It is both a blessing and a curse.

Nov 19

I have loved the stars too fondly to be fearful of the night. And yet I find myself shivering in the bone splintering cold. This is it. This is all we get. For me, life has always been a theatrical event even when I’ve wanted to be, or have been, in the darkest of audience shadows. A play between loving and living, bathed in a non-stop light show fueled by self imposed aspirations for some magical balance. It’s a nonstop light show because the balance doesn’t exist. It never did and it never will – not the way we have crafted it in our pictures and our minds. And all the while, this ridiculously loud light beams down on a 24/7 circus, begging the performance go on…go on.

After so long, and it isn’t very long…the stench of burning plastic and metal starts to permeate the space we’ve chosen to host our amazing spectacle of a show. It starts to stink, the air gets a little hazy, and the crowd stops buying tickets. Sometimes, that crowd which feels so vast is really just an audience of one. It’s an audience of one and the plastic is burning off of your lights. You can’t put makeup or electrical tape on this one.

It’s you. It’s yourself. Playing out these parts as love and living compete for the spotlight while refusing to compromise…refusing to even take intermissions. And everything goes black.

You sit there in a hazy confusion, wondering why or how on earth things seem to have slammed so hard and so fast into the wall.
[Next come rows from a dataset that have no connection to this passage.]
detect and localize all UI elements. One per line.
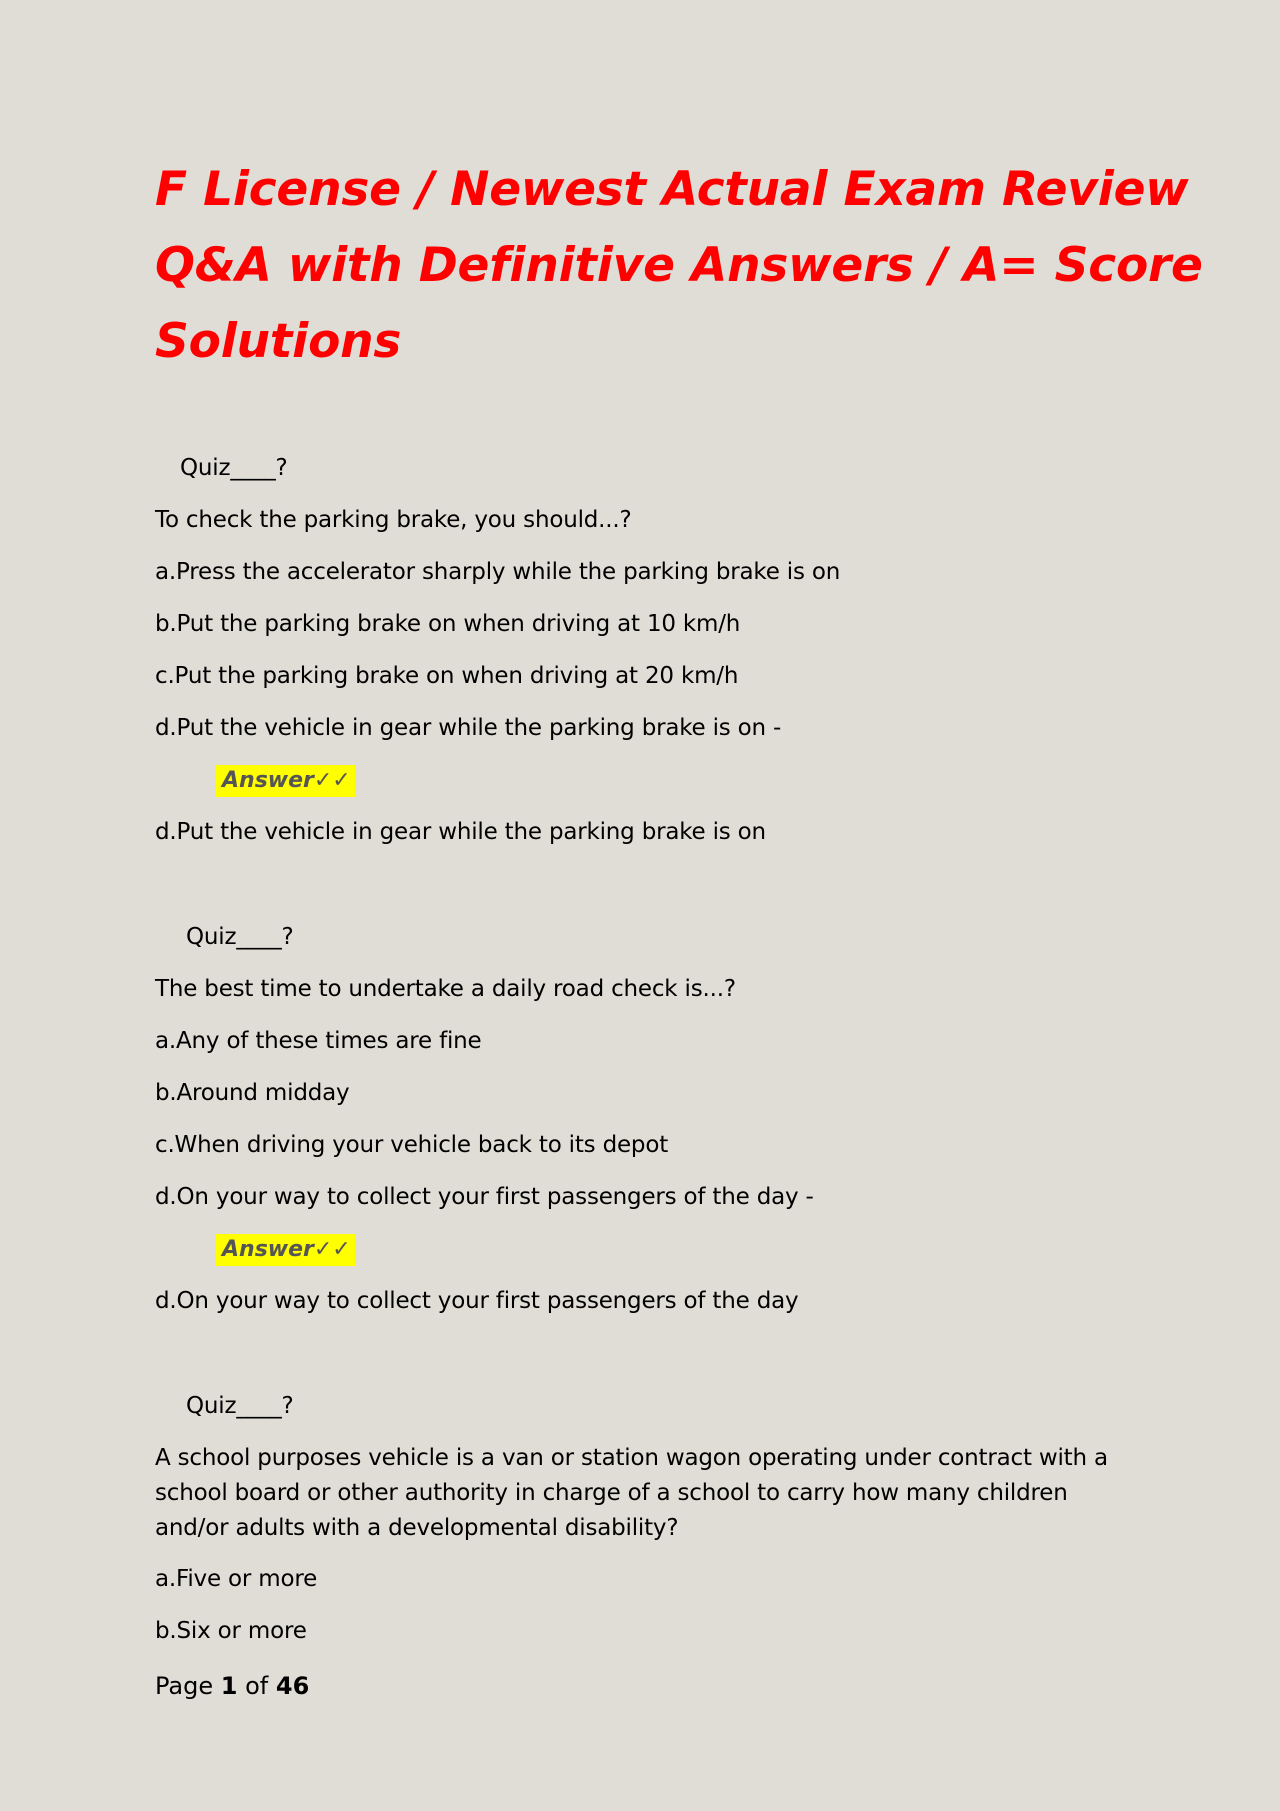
quiz-label: Quiz____? (186, 1393, 294, 1419)
question-prompt: A school purposes vehicle is a van or station wagon operating under contract with a school board or other authority in charge of a school to carry how many children and/or adults with a developmental disability? (155, 1445, 1108, 1541)
quiz-label: Quiz____? (186, 924, 294, 950)
option-c: c.When driving your vehicle back to its depot (155, 1132, 669, 1158)
quiz-label: Quiz____? (180, 455, 288, 481)
title-line-3: Solutions (155, 314, 402, 369)
question-prompt: To check the parking brake, you should...? (155, 507, 632, 533)
option-a: a.Any of these times are fine (155, 1028, 482, 1054)
option-d: d.Put the vehicle in gear while the parking brake is on - (155, 715, 782, 741)
option-d: d.On your way to collect your first passengers of the day - (155, 1184, 814, 1210)
option-b: b.Six or more (155, 1618, 307, 1644)
option-a: a.Five or more (155, 1566, 318, 1592)
correct-answer: d.On your way to collect your first passengers of the day (155, 1288, 799, 1314)
title-line-1: F License / Newest Actual Exam Review (155, 162, 1189, 217)
total-pages: 46 (275, 1672, 310, 1700)
option-c: c.Put the parking brake on when driving at 20 km/h (155, 663, 739, 689)
option-b: b.Around midday (155, 1080, 350, 1106)
document-title (155, 152, 1203, 380)
answer-highlight: Answer✓✓ (216, 1234, 355, 1266)
option-a: a.Press the accelerator sharply while the parking brake is on (155, 559, 841, 585)
question-prompt: The best time to undertake a daily road check is...? (155, 976, 736, 1002)
title-line-2: Q&A with Definitive Answers / A= Score (155, 238, 1203, 293)
page-number: 1 (220, 1672, 238, 1700)
correct-answer: d.Put the vehicle in gear while the parking brake is on (155, 819, 766, 845)
page-word: Page (155, 1672, 214, 1700)
page-footer (155, 1668, 309, 1704)
option-b: b.Put the parking brake on when driving at 10 km/h (155, 611, 741, 637)
of-word: of (245, 1672, 269, 1700)
answer-highlight: Answer✓✓ (216, 765, 355, 797)
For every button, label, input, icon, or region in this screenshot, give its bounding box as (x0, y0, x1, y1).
How you let the lights burn through themselves, when it feels like just yesterday you were designing the scaffolding. And for a moment, just after your face hits the rigid brick wall that is IMPERFECTION, you remember just how important it is to bring your own light to the darkness.

This is it. You feel like this is it. But you know the show must go on, and you’ll live to see another day and you’ll do it all over again. “Maybe tomorrow.”